80.000 sagten NEIN – was nun?

 

Unter all diesen Umständen ist es kein Wunder, dass die Parteiführung nun das angestrebte Ergebnis im Mitgliedervotum bekommen hat. Es ist vielmehr bemerkenswert, dass sich trotz aller widrigen Umstände immerhin 80.000 Mitglieder nicht manipulieren, beirren, einschüchtern und erpressen ließen und mit NEIN stimmten. Dass sind deutlich mehr als die 21.000, die 2003 ein Mitgliederbegehren gegen Gerhard Schröders „Agenda 2010“ unterschrieben und es sind auch noch mehr als die derzeit 63.000 Mitglieder der Partei DIE LINKE.

 

Die meisten dieser 80.000 Mitglieder, die auf die amtliche Propaganda nicht hereingefallen sind und einen grundlegenden politischen Kurswechsel wollen, sind aber voneinander isoliert und nicht als innerparteiliche Opposition organisiert und vernetzt.

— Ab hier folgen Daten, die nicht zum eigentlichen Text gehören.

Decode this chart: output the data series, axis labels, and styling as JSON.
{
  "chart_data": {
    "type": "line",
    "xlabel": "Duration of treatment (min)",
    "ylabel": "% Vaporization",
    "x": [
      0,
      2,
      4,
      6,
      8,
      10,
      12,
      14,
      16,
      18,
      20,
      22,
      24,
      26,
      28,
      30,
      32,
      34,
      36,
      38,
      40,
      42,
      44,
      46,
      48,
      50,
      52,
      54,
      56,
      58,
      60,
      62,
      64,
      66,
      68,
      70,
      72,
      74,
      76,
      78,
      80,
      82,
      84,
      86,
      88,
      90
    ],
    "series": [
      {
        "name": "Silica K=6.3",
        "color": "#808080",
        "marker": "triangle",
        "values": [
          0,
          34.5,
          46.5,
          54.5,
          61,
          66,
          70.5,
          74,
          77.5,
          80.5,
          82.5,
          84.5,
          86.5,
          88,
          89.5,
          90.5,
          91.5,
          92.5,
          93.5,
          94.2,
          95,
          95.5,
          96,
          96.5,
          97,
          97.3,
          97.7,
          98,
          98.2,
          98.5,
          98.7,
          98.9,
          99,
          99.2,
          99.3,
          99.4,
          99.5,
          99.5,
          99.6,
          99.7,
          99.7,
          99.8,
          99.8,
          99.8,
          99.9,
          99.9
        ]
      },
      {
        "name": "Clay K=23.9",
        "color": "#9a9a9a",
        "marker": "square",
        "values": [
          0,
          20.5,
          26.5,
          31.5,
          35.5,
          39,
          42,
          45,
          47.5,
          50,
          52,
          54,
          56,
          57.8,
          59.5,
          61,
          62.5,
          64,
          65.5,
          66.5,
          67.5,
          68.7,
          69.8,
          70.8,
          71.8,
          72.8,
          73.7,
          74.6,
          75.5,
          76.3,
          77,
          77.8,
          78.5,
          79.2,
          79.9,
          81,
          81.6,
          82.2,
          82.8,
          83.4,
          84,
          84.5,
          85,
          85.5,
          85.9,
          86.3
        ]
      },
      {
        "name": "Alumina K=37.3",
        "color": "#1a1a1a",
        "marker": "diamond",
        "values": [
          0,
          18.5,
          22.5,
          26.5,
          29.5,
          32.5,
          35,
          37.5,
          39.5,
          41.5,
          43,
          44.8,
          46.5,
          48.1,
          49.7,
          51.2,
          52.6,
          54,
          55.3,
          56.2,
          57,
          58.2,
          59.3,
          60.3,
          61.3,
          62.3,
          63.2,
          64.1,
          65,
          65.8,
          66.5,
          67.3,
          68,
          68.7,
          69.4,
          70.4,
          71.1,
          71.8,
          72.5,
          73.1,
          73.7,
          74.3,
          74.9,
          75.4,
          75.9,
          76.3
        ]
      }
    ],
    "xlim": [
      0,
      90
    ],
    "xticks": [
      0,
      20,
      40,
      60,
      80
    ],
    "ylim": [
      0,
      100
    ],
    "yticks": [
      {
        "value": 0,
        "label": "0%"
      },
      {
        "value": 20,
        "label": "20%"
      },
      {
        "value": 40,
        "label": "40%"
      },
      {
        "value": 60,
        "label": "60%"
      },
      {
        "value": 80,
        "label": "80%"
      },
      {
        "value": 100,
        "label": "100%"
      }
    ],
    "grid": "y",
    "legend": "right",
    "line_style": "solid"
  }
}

Als verstreute, anonyme und frustrierte Masse ohne Programm, Organisation, Struktur und selbstlose SprecherInnen werden sie wenig erreichen. Als geballte Kraft könnten sie in diesem Lande gemeinsam mit den Mitgliedern der LINKEN und kritischen, parteilosen Gewerkschaftern etwas anstoßen. Es ist Zeit für eine Rückbesinnung auf die marxistischen Traditionen der alten Sozialdemokratie und vor allem auf den Kampf von Rosa Luxemburg und Karl Liebknecht gegen den schon vor einem Jahrhundert im damaligen Parteivorstand um sich greifenden Opportunismus und Karrierismus.